In light of these realities, it is unsurprising that Mitterrand chose not to continue down the difficult and risky road of reformism. Under enormous pressure from forces inside and outside the government to reverse course, he abandoned the 110 Propositions for France in favour of austerity. Given the deep divisions within his government this was unavoidable. Whether or not he was correct, the experience of his administration exemplifies both the fate of Europe’s social-democratic left in the 1970s, and more fundamentally, the inherent dilemmas of reformism within a shrinking economic pie.
Traditional demands for wage equality, full employment, a robust social safety net, and greater workplace democracy have always depended on the existence of a favourable economic climate. The problem, however, is that merely by pursuing its reform agenda, a left government can simultaneously undermine the conditions necessary for its own success. In part, this is due to the reforms themselves: nationalising unprofitable firms, for instance, saves jobs and keeps important industries intact, but it also forces the state to bear the cost of financing them. It’s also due to the structure of power within our societies. Since business, regardless of how well organised or coordinated, can exert leverage over the state, merely by halting investment, it has an enormous political advantage over other groups.
The degree to which these constraints prevent structural reforms varies: not every country that elects a left government faces the same circumstances as France in 1981. What the Mitterrand experience demonstrates, however, is that the more ambitious the Left’s reform plans, and the more dire the situation in which it takes power, the more quickly it will run up against the limits of what capital will accept. Overcoming those barriers requires a high level of organization and internal unity on the Left, a strong social base, and the active support of labour. But it also requires the right circumstances —something that didn’t exist in France in the early 1980s.

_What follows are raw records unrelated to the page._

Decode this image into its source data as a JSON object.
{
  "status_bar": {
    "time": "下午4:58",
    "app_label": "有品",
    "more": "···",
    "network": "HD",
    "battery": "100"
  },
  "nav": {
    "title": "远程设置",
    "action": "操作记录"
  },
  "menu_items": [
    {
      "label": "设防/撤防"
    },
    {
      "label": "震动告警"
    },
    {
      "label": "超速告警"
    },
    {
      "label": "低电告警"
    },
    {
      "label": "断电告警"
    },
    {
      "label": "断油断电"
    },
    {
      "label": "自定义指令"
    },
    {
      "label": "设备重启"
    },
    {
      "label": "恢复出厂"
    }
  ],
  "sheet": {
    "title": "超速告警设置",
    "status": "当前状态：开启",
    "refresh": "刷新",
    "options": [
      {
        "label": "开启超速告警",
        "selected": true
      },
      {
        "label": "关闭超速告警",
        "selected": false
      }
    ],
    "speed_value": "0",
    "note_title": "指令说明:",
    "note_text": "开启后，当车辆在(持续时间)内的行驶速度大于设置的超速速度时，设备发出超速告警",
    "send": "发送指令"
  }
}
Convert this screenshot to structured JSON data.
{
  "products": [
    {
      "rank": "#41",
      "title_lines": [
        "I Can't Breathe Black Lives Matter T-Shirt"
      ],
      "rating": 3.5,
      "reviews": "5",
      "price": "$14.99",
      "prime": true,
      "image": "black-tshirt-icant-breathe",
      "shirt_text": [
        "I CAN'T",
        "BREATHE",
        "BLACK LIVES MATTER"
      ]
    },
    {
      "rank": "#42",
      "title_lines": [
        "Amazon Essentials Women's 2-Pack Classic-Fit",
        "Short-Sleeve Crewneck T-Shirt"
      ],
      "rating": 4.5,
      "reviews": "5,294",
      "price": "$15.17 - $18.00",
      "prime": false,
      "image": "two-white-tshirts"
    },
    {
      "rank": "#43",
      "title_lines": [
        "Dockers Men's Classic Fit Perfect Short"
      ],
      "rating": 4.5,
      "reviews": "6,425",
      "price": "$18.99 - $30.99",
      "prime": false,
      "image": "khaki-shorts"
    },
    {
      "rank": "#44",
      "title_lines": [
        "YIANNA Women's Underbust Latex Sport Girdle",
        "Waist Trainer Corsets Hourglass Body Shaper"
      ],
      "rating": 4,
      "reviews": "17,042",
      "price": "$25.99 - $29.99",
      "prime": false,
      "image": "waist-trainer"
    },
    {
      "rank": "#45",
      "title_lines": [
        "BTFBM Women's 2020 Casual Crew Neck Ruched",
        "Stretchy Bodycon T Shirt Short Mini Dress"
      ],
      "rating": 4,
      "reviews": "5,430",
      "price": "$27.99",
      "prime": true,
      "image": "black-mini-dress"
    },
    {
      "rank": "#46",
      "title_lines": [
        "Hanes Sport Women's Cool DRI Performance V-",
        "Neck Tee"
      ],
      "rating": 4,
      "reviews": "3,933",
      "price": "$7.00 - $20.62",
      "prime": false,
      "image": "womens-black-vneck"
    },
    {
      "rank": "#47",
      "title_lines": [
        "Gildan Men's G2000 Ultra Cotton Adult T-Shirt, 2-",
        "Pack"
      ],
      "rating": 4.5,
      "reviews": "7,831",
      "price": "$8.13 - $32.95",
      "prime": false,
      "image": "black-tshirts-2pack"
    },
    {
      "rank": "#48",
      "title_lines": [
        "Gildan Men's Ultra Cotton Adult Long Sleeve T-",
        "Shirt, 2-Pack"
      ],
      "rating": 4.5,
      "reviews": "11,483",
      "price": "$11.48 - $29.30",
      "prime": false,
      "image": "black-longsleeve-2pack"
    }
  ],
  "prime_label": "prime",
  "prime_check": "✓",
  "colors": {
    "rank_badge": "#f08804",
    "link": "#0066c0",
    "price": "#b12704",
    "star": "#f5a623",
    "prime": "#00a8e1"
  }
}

At the same time, Mitterrand shows that if the path of radical reformism is challenging and uncertain, the alternative has been disastrous. The three interviews conclude on a pessimistic note about the future prospects for the French left. Despite sometimes impressive mobilisations over the past three and a half decades, it has never recovered from Mitterrand’s course reversal. In this sense, it is still paying for the failure of his brief experiment in radical social democracy.